Even the Himalaya — in whose niches resided my childhood´s imagined wonder, the S now Queen—has changed. The Kanchenjunga is no longer visible from the many vantage points as I meander up from the lower Chowkbazar downtown. Jagged housing structures have sprung up breaking through, the ground in a frenzy matched only by the desire to own a house. Real-estate developers, with their men, machines and concrete, are not short of clients.

So all year round, new houses are built and old ones raised to newer heights, the hillsides get disfigured —and Darjeeling buckles under their weight…

He was a Lepcha. His ancestors, he claimed, were of the earliest inhabitants of the region. Then came the sahibs, lured by the pristine, cool beauty of the hills — and out of the S sweltering heat of the plains. They set up a health resort, and a people´s home became a "hill-station". Then began an era of colonisation which continued well past Independence, forcing the Lepchas into a state of penury, snipping off their roots and robbing them of, perhaps, the only thing they had left — social identity.

And there he was, this Lepcha, lumbering up the hill, selling newspapers: his face weather-beaten and wrinkled, on his tired shoulders a haversack crammed with newspapers. As he emerged from around the bend, I would run down my staircase and snatch the paper from his outstretched hands.

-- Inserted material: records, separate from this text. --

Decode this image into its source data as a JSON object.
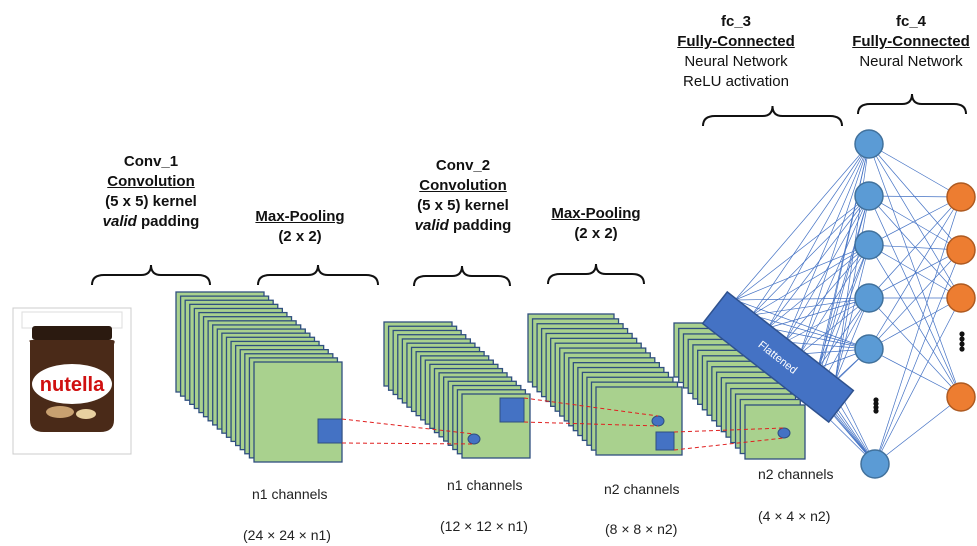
{
  "colors": {
    "fmap_fill": "#a9d18e",
    "fmap_stroke": "#2f4f7f",
    "kernel_fill": "#4472c4",
    "dash": "#e02020",
    "flatten_fill": "#4472c4",
    "node_blue": "#5b9bd5",
    "node_orange": "#ed7d31",
    "edge": "#4472c4"
  },
  "input_image": {
    "brand_text": "nutella",
    "icon": "nutella-jar-image"
  },
  "conv1": {
    "name": "Conv_1",
    "type": "Convolution",
    "kernel": "(5 x 5) kernel",
    "padding_word": "valid",
    "padding_rest": " padding"
  },
  "pool1": {
    "name": "Max-Pooling",
    "size": "(2 x 2)"
  },
  "conv2": {
    "name": "Conv_2",
    "type": "Convolution",
    "kernel": "(5 x 5) kernel",
    "padding_word": "valid",
    "padding_rest": " padding"
  },
  "pool2": {
    "name": "Max-Pooling",
    "size": "(2 x 2)"
  },
  "fc3": {
    "name": "fc_3",
    "type": "Fully-Connected",
    "line1": "Neural Network",
    "line2": "ReLU activation"
  },
  "fc4": {
    "name": "fc_4",
    "type": "Fully-Connected",
    "line1": "Neural Network"
  },
  "flattened": "Flattened",
  "stacks": [
    {
      "channels": "n1 channels",
      "dims": "(24 × 24 × n1)"
    },
    {
      "channels": "n1 channels",
      "dims": "(12 × 12 × n1)"
    },
    {
      "channels": "n2 channels",
      "dims": "(8 × 8 × n2)"
    },
    {
      "channels": "n2 channels",
      "dims": "(4 × 4 × n2)"
    }
  ]
}
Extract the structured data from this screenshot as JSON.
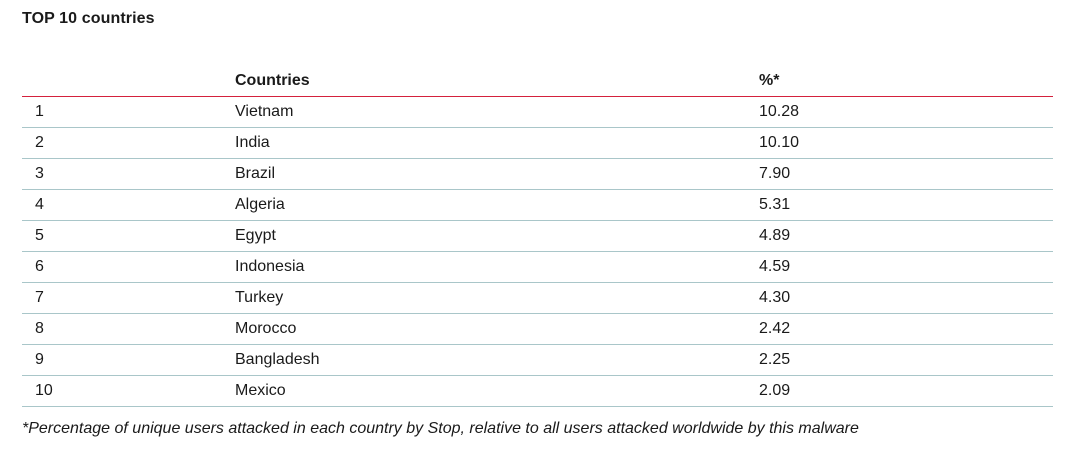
{
  "title": "TOP 10 countries",
  "table": {
    "headers": {
      "rank": "",
      "country": "Countries",
      "percent": "%*"
    },
    "rows": [
      {
        "rank": "1",
        "country": "Vietnam",
        "percent": "10.28"
      },
      {
        "rank": "2",
        "country": "India",
        "percent": "10.10"
      },
      {
        "rank": "3",
        "country": "Brazil",
        "percent": "7.90"
      },
      {
        "rank": "4",
        "country": "Algeria",
        "percent": "5.31"
      },
      {
        "rank": "5",
        "country": "Egypt",
        "percent": "4.89"
      },
      {
        "rank": "6",
        "country": "Indonesia",
        "percent": "4.59"
      },
      {
        "rank": "7",
        "country": "Turkey",
        "percent": "4.30"
      },
      {
        "rank": "8",
        "country": "Morocco",
        "percent": "2.42"
      },
      {
        "rank": "9",
        "country": "Bangladesh",
        "percent": "2.25"
      },
      {
        "rank": "10",
        "country": "Mexico",
        "percent": "2.09"
      }
    ]
  },
  "footnote": "*Percentage of unique users attacked in each country by Stop, relative to all users attacked worldwide by this malware",
  "colors": {
    "header_rule": "#d4213d",
    "row_rule": "#a9c6c9",
    "text": "#1a1a1a"
  }
}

He would wait for the change as 1 excitedly peered into the sports pages, the smell of fresh newsprint and the morning air gently rubbing against me as I tried to find out what had happened to Calcutta´s Big Three. On one of my earlier homecomings, I was told that my Lepcha friend had given up his job and retreated to the "caman" down the hills, where he looked after his tiny orange orchard. Today, those who read newspapers go to stalls.

Even the names of the roads have changed. The highway that snakes up the hills from Siliguri, known till recently as the Hill Cart Road, has been changed to Tenzing Norgay Highway. Predictably, such changes haven´t gone down well with many old-timers. Fortunately, the "Pagla Jhora" (waterfall gone crazy) — whose turbulence during the monsoon triggers landslides — is still called "Pagla Jhora".

As the agitation picks up momentum anew, rumblings from the hills may once grab the headlines. Violence may reappear on the snaking streets, bombs may find their targets — unless the deafening voices of the people are heard. Meanwhile, Darjeeling waits for the healing touch — and the clerk at the hotel´s reception to flash a smile and greet the native´s return.